L'auteur a traité ce sujet de l'intérieur, comme le mentionne le titre.
Wincenty, juif polonais, qui refuse d'abord de se reconnaître juif, est devenu Vicente en émigrant au Brésil, en fondant une famille avec Rosita. Et puis, lorsqu'en 1941, il est longtemps sans nouvelles de sa mère restée à Varsovie, il commence à s'interroger :"Vicente , comme beaucoup de Juifs , commençait simplement de comprendre que l'antisémitisme a besoin de Sémites pour exister , il commençait de se rendre compte que si un antisémite se définit en l'étant , il ne peut pas tolérer qu'un Sémite ne se définisse pas lui - même parce qu'il l'est."
A partir de là commence un véritable enfermement, un ghetto intérieur.L'angoisse de savoir sa mère soumise aux exactions nazies lui ôte le verbe : « Se taire . Oui , se taire . Ne plus savoir ce que parler veut dire . Ce que dire veut dire . Ce qu'un mot désigne , ce qu'un nom nomme . Oublier que les mots , parfois , forment des phrases ." "Le silence , comme le jeu , espérait - il , l'aiderait à apaiser ses tourments . Il aspirait à un silence si fort , si continu , si insistant , si acharné , que tout deviendrait lointain , invisible , inaudible – un silence si tenace que tout se perdrait dans un brouillard de neige".
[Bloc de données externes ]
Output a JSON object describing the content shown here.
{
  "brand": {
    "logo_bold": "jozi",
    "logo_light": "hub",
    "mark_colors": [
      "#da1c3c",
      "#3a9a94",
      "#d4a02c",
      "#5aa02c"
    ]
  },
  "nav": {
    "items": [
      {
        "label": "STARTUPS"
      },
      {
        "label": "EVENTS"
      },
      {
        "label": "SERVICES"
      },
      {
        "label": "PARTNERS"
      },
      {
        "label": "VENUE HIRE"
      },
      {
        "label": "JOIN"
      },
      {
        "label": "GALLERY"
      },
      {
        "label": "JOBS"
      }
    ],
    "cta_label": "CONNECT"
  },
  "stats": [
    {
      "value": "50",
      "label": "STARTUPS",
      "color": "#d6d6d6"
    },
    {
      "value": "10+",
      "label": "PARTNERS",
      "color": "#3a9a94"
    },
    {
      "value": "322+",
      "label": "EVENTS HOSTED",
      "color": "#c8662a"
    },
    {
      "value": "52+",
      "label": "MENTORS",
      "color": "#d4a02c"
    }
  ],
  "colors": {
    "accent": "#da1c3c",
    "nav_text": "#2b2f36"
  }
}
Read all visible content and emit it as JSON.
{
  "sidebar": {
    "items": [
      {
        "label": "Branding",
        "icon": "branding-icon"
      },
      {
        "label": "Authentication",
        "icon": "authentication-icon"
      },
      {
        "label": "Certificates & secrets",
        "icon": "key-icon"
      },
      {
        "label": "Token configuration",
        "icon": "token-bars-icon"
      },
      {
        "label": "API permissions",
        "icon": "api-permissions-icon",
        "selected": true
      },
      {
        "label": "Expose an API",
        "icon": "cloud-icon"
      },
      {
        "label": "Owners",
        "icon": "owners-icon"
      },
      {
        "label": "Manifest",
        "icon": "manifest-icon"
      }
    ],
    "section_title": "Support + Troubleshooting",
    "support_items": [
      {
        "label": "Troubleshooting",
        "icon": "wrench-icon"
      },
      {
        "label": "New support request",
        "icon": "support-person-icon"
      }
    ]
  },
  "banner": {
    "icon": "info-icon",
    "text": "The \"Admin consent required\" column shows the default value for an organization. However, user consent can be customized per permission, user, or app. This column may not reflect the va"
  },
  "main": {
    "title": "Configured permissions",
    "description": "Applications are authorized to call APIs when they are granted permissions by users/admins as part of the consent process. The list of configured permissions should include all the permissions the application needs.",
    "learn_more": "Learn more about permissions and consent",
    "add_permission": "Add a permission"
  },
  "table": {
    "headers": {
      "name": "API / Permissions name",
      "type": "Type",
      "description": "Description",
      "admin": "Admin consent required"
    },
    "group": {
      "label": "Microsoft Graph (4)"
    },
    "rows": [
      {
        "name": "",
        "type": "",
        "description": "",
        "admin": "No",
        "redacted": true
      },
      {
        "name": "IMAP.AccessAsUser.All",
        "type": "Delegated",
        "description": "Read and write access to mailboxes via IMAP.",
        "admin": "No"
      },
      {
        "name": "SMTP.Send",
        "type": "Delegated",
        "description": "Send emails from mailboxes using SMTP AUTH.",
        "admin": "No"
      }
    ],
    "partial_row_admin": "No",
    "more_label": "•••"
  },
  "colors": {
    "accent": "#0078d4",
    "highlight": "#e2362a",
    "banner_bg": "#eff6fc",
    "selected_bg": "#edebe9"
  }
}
« Plus de mots . Plus de langues . Ni allemand , ni polonais , ni yiddish . Ni espagnol ni argentin . Plus de mots . Plus de noms . Plus de noms pour rien . Ni pour la musique , ni pour le piano , ni pour la chaise , ni pour la table . Ni vitrine , ni magasin , ni rue , ni voiture , ni cheval , ni ville , ni pays , ni océan . Ni massacre . Ni douleur . Plus . de . Mots . »

Santiago Amigorena a choisi d'utiliser répétitions et accumulations pour nous amener à partager la douleur causée par la culpabilité que Vicente éprouve ; l'indicible le conduit au bord du suicide, comme rongé de l'intérieur.
J'ai pourtant déjà lu des romans, - témoignages ou fictions- retraçant cette atroce période de notre histoire, j'ai des amis polonais - qui parlent peu de ce que les leurs ont subi. Mais ils en parlent... L'aphasie causée par un bouleversement profond est un angle de vue plus qu'intéressant, très bien traité ici. C'est d'autant plus poignant qu'il s'agit d'un récit en partie autobiographique et que l'auteur nous dit : « Il y a vingt-cinq ans, j’ai commencé un livre pour combattre le silence qui m’étouffe depuis que je suis né ».